Ph.D. Candidate Merin Oleschuk has published an article in Social Problems, entitled "In Today’s Market, Your Food Chooses You’: News Media Constructions of Responsibility for Health through Home Cooking." The article examines North American national news media’s 2015–16 presentation of family meals, and deconstructs many of the presumptions made in relation to families' decisions about mealtimes.
Merin Oleschuk's research and teaching areas involve the sociology of food; consumption and consumer culture; sociology of health; sociology of gender; the environment; qualitative and quantitative research methods.
We have posted the citation and the abstract of the article below. The full text is available here.
Oleschuk, Merin. 2019. “‘In Today’s Market, Your Food Chooses You’: News Media Constructions of Responsibility for Health through Home Cooking.” Social Problems. doi: 10.1093/socpro/spz006.

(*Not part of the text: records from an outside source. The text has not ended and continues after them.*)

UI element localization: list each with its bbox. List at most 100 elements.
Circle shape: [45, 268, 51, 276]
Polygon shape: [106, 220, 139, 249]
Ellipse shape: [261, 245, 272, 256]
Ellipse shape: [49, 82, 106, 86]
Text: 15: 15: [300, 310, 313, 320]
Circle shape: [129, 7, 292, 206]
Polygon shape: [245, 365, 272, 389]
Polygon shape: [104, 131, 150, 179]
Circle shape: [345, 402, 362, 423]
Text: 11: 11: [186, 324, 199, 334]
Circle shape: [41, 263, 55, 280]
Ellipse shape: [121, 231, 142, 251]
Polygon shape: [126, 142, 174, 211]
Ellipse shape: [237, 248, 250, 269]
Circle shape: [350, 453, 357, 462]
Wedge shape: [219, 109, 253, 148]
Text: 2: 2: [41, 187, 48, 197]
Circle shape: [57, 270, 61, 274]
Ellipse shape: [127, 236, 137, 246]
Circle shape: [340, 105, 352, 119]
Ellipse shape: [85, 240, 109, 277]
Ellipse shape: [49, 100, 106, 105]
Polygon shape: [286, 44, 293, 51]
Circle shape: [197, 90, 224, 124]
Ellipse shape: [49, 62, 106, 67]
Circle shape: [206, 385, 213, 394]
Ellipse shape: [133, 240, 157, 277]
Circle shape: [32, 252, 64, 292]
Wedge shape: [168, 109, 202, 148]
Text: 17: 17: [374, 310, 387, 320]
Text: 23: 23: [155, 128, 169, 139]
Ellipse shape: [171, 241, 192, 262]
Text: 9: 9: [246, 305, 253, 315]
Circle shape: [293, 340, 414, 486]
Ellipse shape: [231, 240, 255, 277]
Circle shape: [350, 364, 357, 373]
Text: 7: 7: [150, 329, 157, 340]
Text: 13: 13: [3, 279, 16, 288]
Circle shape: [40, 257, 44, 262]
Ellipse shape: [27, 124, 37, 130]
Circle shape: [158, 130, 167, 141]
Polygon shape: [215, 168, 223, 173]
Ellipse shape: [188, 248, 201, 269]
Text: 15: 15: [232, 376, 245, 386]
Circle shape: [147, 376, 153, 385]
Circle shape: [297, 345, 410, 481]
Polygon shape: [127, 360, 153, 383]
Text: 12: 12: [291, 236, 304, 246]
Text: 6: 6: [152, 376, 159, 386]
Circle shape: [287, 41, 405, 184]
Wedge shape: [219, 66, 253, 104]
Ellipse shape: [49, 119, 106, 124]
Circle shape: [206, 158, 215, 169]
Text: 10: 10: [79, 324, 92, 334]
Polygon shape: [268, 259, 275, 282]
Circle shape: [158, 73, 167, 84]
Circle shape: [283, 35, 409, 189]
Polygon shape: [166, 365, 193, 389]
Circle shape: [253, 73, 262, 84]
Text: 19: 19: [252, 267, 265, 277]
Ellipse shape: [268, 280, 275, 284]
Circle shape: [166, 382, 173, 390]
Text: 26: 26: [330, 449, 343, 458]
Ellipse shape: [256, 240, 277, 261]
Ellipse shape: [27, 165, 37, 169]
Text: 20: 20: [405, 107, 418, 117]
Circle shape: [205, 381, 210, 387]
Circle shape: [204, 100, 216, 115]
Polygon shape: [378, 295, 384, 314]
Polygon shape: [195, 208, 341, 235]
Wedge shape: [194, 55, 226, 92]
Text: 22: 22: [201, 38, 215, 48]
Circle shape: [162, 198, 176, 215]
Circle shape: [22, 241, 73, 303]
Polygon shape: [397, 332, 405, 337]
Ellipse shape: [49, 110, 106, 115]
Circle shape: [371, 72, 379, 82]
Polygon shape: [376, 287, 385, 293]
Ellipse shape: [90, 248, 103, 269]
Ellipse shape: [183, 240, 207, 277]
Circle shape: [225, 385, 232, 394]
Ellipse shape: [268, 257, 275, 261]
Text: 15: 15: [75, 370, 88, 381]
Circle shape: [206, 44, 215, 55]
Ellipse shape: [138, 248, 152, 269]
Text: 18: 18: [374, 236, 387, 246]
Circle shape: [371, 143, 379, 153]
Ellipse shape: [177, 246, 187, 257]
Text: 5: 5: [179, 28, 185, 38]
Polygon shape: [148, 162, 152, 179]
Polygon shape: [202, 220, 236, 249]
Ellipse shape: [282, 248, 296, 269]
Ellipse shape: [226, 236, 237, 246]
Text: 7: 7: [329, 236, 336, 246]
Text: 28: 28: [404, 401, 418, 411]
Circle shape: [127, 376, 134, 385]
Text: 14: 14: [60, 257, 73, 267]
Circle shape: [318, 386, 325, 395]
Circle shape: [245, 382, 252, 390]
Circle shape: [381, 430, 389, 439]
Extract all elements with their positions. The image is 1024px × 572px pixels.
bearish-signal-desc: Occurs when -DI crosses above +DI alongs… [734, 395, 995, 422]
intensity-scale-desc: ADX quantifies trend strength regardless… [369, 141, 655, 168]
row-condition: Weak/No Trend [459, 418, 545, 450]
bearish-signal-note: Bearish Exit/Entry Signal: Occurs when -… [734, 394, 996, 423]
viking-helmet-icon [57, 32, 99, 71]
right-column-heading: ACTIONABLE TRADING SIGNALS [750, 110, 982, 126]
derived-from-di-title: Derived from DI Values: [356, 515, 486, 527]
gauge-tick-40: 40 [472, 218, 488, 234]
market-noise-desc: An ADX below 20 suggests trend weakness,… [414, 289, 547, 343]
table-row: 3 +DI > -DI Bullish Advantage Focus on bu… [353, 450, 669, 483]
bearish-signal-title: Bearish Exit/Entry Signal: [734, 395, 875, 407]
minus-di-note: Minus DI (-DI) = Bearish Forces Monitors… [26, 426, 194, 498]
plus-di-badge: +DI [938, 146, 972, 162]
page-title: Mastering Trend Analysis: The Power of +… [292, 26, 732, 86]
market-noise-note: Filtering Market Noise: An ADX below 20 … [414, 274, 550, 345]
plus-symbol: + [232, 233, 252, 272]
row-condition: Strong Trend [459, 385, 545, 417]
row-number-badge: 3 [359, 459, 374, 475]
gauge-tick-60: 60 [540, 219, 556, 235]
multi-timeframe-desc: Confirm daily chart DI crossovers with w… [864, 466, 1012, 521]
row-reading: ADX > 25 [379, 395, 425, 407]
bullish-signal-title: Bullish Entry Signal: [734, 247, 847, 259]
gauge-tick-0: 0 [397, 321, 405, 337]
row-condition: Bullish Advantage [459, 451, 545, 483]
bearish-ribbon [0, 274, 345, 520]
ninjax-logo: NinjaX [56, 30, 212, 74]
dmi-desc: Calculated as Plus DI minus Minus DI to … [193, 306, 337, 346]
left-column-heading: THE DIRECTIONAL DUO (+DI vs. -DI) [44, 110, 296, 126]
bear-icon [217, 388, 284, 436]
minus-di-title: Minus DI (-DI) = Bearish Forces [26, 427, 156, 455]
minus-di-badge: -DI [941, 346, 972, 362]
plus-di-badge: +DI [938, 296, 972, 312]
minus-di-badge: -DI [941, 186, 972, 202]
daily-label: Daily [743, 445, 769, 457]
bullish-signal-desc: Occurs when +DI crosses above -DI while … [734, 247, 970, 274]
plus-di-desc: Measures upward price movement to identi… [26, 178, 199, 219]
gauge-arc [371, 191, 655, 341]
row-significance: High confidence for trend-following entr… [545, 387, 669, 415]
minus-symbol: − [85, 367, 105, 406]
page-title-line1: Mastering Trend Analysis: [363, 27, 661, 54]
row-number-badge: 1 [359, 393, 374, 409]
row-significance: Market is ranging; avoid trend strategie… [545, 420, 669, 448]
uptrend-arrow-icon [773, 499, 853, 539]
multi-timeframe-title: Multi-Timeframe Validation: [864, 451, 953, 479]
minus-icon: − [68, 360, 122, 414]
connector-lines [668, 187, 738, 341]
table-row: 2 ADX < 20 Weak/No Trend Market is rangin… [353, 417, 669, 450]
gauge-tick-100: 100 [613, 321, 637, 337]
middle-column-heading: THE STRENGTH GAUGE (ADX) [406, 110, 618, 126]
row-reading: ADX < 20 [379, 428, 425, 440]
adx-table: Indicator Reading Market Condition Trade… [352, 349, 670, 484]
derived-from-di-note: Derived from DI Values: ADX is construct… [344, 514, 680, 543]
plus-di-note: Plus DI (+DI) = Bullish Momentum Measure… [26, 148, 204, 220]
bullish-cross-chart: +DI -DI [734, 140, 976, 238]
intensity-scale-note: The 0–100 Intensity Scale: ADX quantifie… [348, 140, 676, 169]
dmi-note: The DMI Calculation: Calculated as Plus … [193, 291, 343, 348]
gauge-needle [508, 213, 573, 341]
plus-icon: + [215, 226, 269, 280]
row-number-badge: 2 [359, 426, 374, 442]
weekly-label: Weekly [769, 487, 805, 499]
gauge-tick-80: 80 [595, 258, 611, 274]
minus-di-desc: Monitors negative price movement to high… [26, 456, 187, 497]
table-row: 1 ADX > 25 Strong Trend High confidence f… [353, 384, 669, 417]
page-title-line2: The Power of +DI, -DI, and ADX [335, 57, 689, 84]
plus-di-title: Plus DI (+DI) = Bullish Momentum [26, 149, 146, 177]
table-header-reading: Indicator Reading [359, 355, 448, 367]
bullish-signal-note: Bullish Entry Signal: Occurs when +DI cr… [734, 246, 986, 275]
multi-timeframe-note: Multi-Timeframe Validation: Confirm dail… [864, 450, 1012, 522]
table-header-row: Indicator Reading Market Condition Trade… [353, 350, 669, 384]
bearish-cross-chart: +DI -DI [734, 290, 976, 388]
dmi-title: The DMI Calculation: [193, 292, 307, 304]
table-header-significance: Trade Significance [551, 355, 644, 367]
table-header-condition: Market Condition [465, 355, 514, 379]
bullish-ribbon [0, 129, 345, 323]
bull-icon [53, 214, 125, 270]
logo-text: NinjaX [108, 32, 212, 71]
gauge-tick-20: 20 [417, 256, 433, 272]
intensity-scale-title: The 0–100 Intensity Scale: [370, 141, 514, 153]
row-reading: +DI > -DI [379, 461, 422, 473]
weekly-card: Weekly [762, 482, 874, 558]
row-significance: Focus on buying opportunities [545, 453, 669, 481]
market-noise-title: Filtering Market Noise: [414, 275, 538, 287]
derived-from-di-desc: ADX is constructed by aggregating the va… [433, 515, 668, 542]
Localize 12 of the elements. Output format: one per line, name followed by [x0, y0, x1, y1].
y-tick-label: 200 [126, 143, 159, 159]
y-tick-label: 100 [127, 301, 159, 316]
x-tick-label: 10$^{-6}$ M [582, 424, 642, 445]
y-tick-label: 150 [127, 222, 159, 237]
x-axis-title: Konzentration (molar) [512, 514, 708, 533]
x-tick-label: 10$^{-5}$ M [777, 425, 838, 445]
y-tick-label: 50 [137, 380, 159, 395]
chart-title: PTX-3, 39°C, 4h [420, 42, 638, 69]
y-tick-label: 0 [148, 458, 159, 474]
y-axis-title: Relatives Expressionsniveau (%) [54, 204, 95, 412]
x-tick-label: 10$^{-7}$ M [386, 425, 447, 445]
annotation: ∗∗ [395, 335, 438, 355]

This article examines North American national news media’s 2015–16 presentation of family meals. Analyzing 326 articles, I identify the ubiquity of a narrative of deterioration, or the presumption that families are replacing meals made from whole, unprocessed ingredients consumed communally around a table, with processed and pre-prepared foods eaten alone or “on the go”. In analyzing the construction of responsibility for this deterioration, I find that the sample predominately frames the production of healthy family meals as constrained by a food environment saturated with inexpensive, highly processed food, and dictated by the competing demands of paid work and inflated normative standards. Yet, when differentiating frames that define the social problem from those that offer solutions, I find that individualization prevails in the frames that target solutions. One important exception is media reporting on low-income families, which are framed as facing exceptional structural constraint. Analyzing these frames, I argue that neoliberal ideology that over-emphasizes individual agency and minimizes structural constraint operates in more subtle ways than previous literature suggests—showing some awareness of the difficulty of people’s lives, but prescribing solutions that leave individuals responsible for the outcomes. These findings offer implications for understanding dominant cultural values surrounding health and the family meal, as well as the allocation of responsibility for social problems within neoliberalism more broadly.